Coronavirus, changement climatique, urgence et mobilisation

Dans les deux cas, il y a urgence à agir. Mais la réponse n’est pas la même. Mobilisation sans précédent pour endiguer l’épidémie d’un côté, apathie, voire inertie face à la crise climatique et environnementale de l’autre. Comment expliquer une telle différence de mobilisation ? Quelles leçons faut-il en tirer pour préparer le jour d’après, décarboner nos sociétés et renforcer notre résilience au changement climatique ?

 

Comme le soulignait Corinne Le Quéré, présidente du Haut conseil pour le climat, dans son intervention du 11 mars 2020 devant le Conseil économique, social et environnemental : « Sans pousser l’analogie trop loin, on voit bien avec l’actuelle crise sanitaire liée au coronavirus la capacité des gouvernements à agir dans l’urgence pour l’intérêt général. […] Une réponse rapide est coordonnée à l’international, soutenue par les individus et les entreprises. La communication est continue. Des sommes importantes sont débloquées au niveau national ou européen pour aider les entreprises à passer le cap. On sait donc faire. »
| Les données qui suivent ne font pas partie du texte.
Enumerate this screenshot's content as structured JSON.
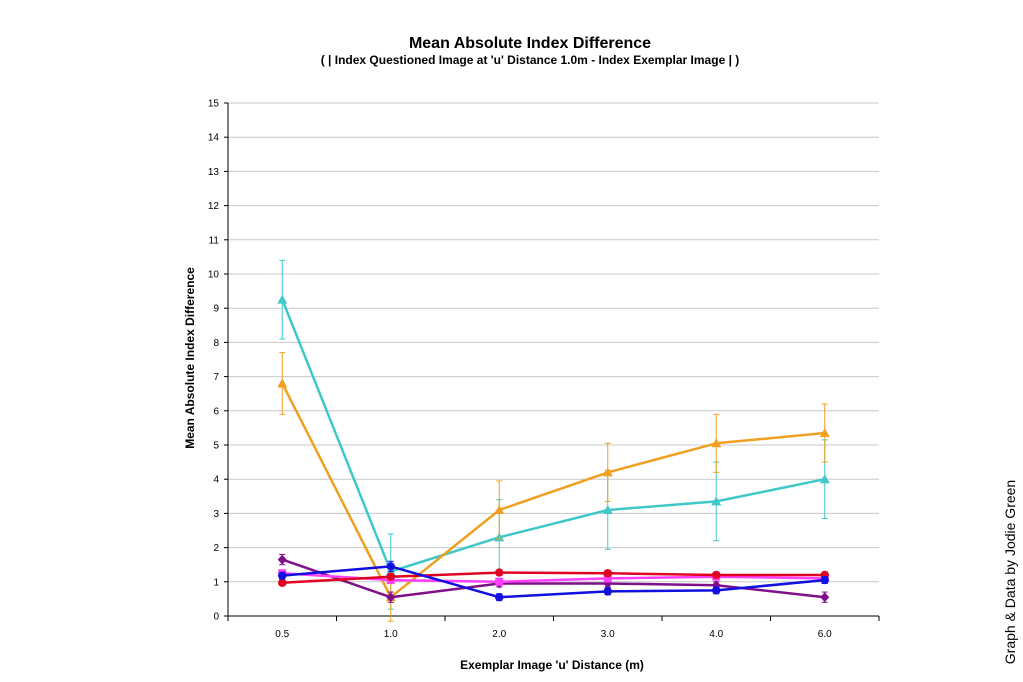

Pourquoi la mobilisation ne prend pas autant, face à l’urgence climatique ? Pourquoi, à l’inverse de la crise du coronavirus, n’écoute-t-on pas les recommandations des scientifiques ? Créé en 1988, le Groupe d’experts Intergouvernemental sur l’Evolution du Climat (GIEC) a déjà publié 5 rapports, chaque nouveau rapport étant plus alarmant que le précédent. Des scientifiques évoquent des points de basculement dont le dépassement pourrait provoquer des effets en cascade irréversibles (effondrement de la banquise, dégel du pergélisol, ralentissement des courants océaniques…).

En France, face à l’urgence climatique et à l’inaction du gouvernement, 1000 scientifiques de toutes disciplines ont même appelé les citoyens à participer aux « actions de désobéissance civile » menées par des mouvements écologistes comme Amis de la Terre, Attac, Greenpeace, Youth for Climate, Extinction Rebellion, pour changer de modèle. Changer le système par le bas. « Notre gouvernement se rend complice de cette situation en négligeant le principe de précaution et en ne reconnaissant pas qu’une croissance infinie sur une planète aux ressources finies est tout simplement une impasse. » (Appel de 1000 scientifiques, 20 février 2020, Tribune au « Monde »)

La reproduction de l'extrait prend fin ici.